Hui Wing-ho, the school's former principal, said the most challenging task over the past years was to ensure the survivors recovered both physically and psychologically.
Mr Hui, who stepped down as principal in 2002 after the last one of the affected pupils graduated, was impressed by Yun-hang's recovery. 'Perhaps he was still a little boy. When he was in hospital, he yelled at senior officials, visiting singers and the principal, saying people should get out of his ward and let him die,' he recalled.
Shelly Lee Lai-kuen, the former secretary for home affairs who has been described as a 'godmother' to the victims, yesterday said she could hardly believe it was 10 years since that tragic day. 'I have been meeting and keeping contact with the affected students throughout these years. All of them have learnt to stand on their feet and endeavoured to pursue their own dreams,' she said.

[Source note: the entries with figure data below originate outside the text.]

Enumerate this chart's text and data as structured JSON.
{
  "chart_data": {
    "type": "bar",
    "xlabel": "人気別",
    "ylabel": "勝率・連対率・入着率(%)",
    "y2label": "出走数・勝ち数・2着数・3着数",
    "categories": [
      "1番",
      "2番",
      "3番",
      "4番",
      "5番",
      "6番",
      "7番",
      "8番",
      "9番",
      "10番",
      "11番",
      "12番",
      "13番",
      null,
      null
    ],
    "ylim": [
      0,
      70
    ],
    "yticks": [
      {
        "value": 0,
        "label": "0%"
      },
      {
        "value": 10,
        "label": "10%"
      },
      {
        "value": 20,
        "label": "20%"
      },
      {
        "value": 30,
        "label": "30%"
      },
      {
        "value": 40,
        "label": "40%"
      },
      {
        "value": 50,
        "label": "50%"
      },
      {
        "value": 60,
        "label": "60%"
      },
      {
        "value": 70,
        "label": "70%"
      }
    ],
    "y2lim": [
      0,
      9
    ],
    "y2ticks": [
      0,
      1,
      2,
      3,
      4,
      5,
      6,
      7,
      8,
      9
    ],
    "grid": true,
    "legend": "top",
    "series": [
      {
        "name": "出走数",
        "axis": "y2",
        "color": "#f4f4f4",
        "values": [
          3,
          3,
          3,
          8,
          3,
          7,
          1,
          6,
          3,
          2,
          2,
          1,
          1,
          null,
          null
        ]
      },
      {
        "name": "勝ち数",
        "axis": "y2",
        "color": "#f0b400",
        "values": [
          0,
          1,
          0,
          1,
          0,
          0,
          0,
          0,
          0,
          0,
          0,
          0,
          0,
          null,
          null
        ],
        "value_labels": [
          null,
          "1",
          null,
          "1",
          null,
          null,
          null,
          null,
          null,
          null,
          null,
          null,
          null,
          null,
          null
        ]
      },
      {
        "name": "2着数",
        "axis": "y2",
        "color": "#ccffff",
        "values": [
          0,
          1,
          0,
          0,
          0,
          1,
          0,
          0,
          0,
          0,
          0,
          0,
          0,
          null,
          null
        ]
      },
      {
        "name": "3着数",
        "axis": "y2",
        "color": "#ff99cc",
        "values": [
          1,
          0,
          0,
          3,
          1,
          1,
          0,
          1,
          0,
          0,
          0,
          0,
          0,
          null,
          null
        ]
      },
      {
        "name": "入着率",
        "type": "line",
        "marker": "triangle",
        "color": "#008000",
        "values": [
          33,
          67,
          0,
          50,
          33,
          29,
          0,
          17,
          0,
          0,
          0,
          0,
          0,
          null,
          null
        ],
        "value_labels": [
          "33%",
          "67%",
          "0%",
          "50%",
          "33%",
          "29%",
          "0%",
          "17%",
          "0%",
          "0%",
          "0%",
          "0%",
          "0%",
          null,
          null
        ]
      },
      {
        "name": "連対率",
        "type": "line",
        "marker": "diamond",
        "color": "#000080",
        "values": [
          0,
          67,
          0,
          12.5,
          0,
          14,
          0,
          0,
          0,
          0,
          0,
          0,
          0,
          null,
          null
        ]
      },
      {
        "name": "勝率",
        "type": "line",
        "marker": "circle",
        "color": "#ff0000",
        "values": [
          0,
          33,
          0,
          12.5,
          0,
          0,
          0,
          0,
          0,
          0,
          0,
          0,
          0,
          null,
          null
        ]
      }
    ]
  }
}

But she was most impressed by Yun-hang, with his aspiration to write a novel. 'I asked Yun-hang if his novel was going to have a sad or happy ending. I personally prefer a happy one ... but he told me: 'If the ending is not sad, what am I going to sell?'' she said, adding: 'It showed that they were all grown-ups now, having their own independent thinking.'
Dr Ko Wing-man, one of the skin doctors in charge of the severely burnt patients 10 years ago and who became their friends, said he had learned much from them.
'Sometimes I thought if I were them and went through the same trauma, I was not sure if I could handle it,' he said.
'But while I was facing the severest of tests two years ago, they showed their support to me, such as sending me encouragement cards.'
He was referring to his time as a top Hospital Authority executive during the Sars outbreak.